In der Nacht zuvor hatten die fünf Musiker zusammen mit ein paar Reisegefährten die Hansestadt erreicht, nach einer 36-stündigen Reise mit einem alten grünen Aston-Bus. Von Liverpool ging es über London zur Fähre nach Harwich, und in Hoek van Holland betreten „The Beatles“ erstmals ausländischen Boden. So nennt sich die Band seit kurzem, und unter diesem Namen sollten drei der fünf jungen Männer zu Idolen ihrer Generation werden. Der vierte, Ringo Starr, kommt wenig später mit einer Konkurrenzband nach Hamburg, dort lernen sie sich kennen. Ihr Einfluss auf die populäre Kultur der sechziger Jahre wirkt bis heute nach.

Doch bis dahin ist noch ein Weg zu gehen. Dem Anfang der beispiellosen Beatles-Karriere wohnt kein Zauber inne. Die Arbeit ist hart, der Lohn karg. Viereinhalb Stunden stehen sie täglich auf der Bühne, an den Wochenenden noch länger. Der älteste von ihnen, Stuart Sutcliffe, ist gerade mal 20 Jahre alt, der jüngste, George Harrison, erst 17. Sie werden in zwei fensterlosen Abstellräumen neben der Herrentoilette in einem Kino untergebracht. Nur mit Aufputschmitteln halten sie die aufreibenden Tage und Nächte durch.

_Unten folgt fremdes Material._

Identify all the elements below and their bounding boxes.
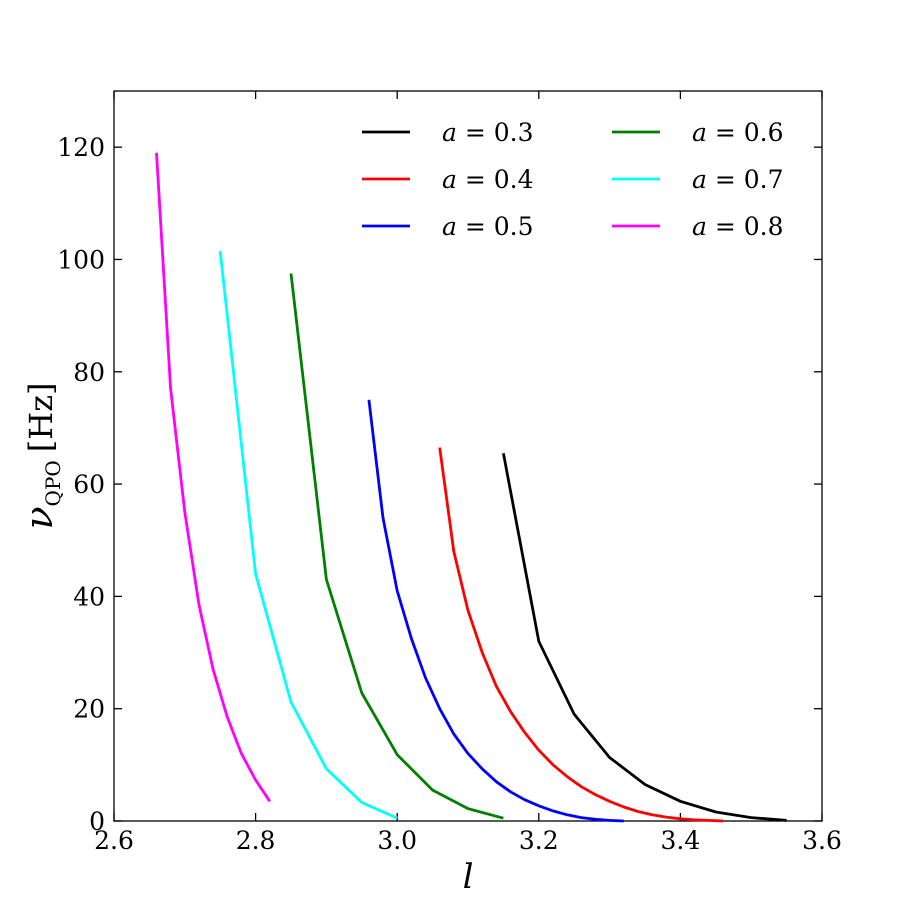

Und doch verwandelt schon dieser erste Hamburg-Aufenthalt die Band: Sie werden deutlich bessere Musiker. „In Hamburg wurden wir erwachsen“, sagt John Lennon später. Sie müssen improvisieren und die Songs mit Solo-Einlagen verlängern, weil ihr Repertoire für kaum mehr als eine Stunde reicht. Sie nehmen neue Stücke dazu und entwickeln eine bessere Bühnenpräsenz. Und sie beginnen, an eigenem Material zu arbeiten, voran die begnadeten Songschreiber Lennon und McCartney.

Das erste Beatles-Gastspiel in Hamburg dauert ein Vierteljahr und endet mit einem Desaster. Die Band will den Vertrag mit ihrem Clubbetreiber brechen, um im „Top Ten“ zu spielen, einem größeren und besseren Club. Doch ihr Arbeitgeber verpetzt die Beatles bei den Behörden; der minderjährige Harrison wird ausgewiesen, später auch McCartney und Best, weil sie im Kino gezündelt haben. Sutcliffe hat sich in die Fotografin Astrid Kirchherr verliebt und will gar nicht mehr zurück. Am Ende bleibt allein John Lennon. Er spielt noch ein paar Nächte mit anderen Musikern und schlägt sich Anfang Dezember dann nach Liverpool durch. Er zweifelt, ob er auf dem richtigen Weg ist und meldet sich nach seiner Rückkehr ein paar Tage nicht mehr bei seinen Kollegen. Die Band hätte an dieser Stelle aufgeben können.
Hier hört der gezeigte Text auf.